The testimony of Officer Hilton and that of Ms. Clancy conflict as we delve further. Officer Hilton claimed that Ms. Clancy told him that Mr. Neeley did not have her permission to be in her van and that she was concerned about where her keys were. He said that when he searched Mr. Neeley, he believed he had probable cause to arrest him for trespass to a conveyance and that he was searching for the car keys. He claimed that he asked if he could search Mr. Neeley. Mr. Neeley only lifted his arms several inches, which Officer Hilton interpreted as consent.

Ms. Clancy testified that when she answered Officer Hilton’s knock on her door, she told him that the last time she saw Mr. Neeley he was on the couch, that it was fine with her that Mr. Neeley was sleeping in her van, and that she left the van unlocked. She testified that when she opened the door to Officer Hilton, she saw Mr. Neeley standing outside, handcuffed. She said that Officer Hilton told her he had found medication in Mr. Neeley’s pocket and asked her if she took medication and what type.

After a hearing, the trial court denied Mr. Neeley’s motion to suppress.
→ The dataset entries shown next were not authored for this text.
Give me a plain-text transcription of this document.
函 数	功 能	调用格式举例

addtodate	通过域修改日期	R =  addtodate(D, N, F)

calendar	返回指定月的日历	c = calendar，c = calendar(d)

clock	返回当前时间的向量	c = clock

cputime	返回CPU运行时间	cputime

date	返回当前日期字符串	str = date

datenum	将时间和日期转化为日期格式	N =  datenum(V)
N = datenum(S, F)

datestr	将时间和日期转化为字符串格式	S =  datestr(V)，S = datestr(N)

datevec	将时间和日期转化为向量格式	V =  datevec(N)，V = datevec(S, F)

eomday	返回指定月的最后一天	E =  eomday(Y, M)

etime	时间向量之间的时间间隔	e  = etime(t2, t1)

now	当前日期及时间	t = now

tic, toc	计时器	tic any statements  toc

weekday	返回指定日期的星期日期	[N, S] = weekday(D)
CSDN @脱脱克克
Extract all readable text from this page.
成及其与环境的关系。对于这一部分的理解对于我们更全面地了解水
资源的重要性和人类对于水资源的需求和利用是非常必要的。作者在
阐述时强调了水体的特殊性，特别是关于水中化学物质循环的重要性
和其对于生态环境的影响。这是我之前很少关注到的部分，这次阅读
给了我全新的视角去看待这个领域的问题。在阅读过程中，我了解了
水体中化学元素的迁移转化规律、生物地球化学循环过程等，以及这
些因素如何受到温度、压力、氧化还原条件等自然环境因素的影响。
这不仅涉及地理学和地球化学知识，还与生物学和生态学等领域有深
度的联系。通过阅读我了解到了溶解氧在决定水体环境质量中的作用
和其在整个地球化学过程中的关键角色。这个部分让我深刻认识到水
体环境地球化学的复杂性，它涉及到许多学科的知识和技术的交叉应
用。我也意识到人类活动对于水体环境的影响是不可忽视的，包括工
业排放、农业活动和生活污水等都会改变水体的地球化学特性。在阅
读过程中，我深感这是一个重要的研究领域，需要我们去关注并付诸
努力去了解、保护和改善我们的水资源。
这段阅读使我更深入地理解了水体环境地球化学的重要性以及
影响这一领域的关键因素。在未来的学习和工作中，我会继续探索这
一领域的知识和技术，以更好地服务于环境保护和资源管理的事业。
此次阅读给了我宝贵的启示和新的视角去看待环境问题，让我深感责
The court found that at no time did Officer Hilton have probable cause to arrest him for trespass, but that the search was legal because there was no unlawful detention and Mr. Neeley consented to the search. The trial court concluded that Officer Hilton’s “asking” Mr. Neeley to “stand by” did not “put[ ] him in custody in any way” and that “he could have walked away if he wanted.” The court noted but discounted Ms. Clancy’s testimony that Mr. Neeley was handcuffed when she answered the door.

The Florida criminal appeals court held even if Mr. Neeley consented to the search, such consent was invalid because Officer Hilton illegally detained him before consent.  Consent given after illegal police activity is presumptively tainted and rendered involuntary. (citations omitted)  Officer Hilton’s instruction to Mr. Neeley to “stand by” was a detention because a reasonable person under the circumstances would not feel free to leave or to disregard the instruction. (citations omitted)  Additionally, Officer Hilton illegally detained Mr. Neeley after he returned to the van by instructing him to step out of the vehicle. (citations omitted) Therfore, the court held,  Mr. Neeley’s “consent” was tainted and involuntary.  Conviction reversed.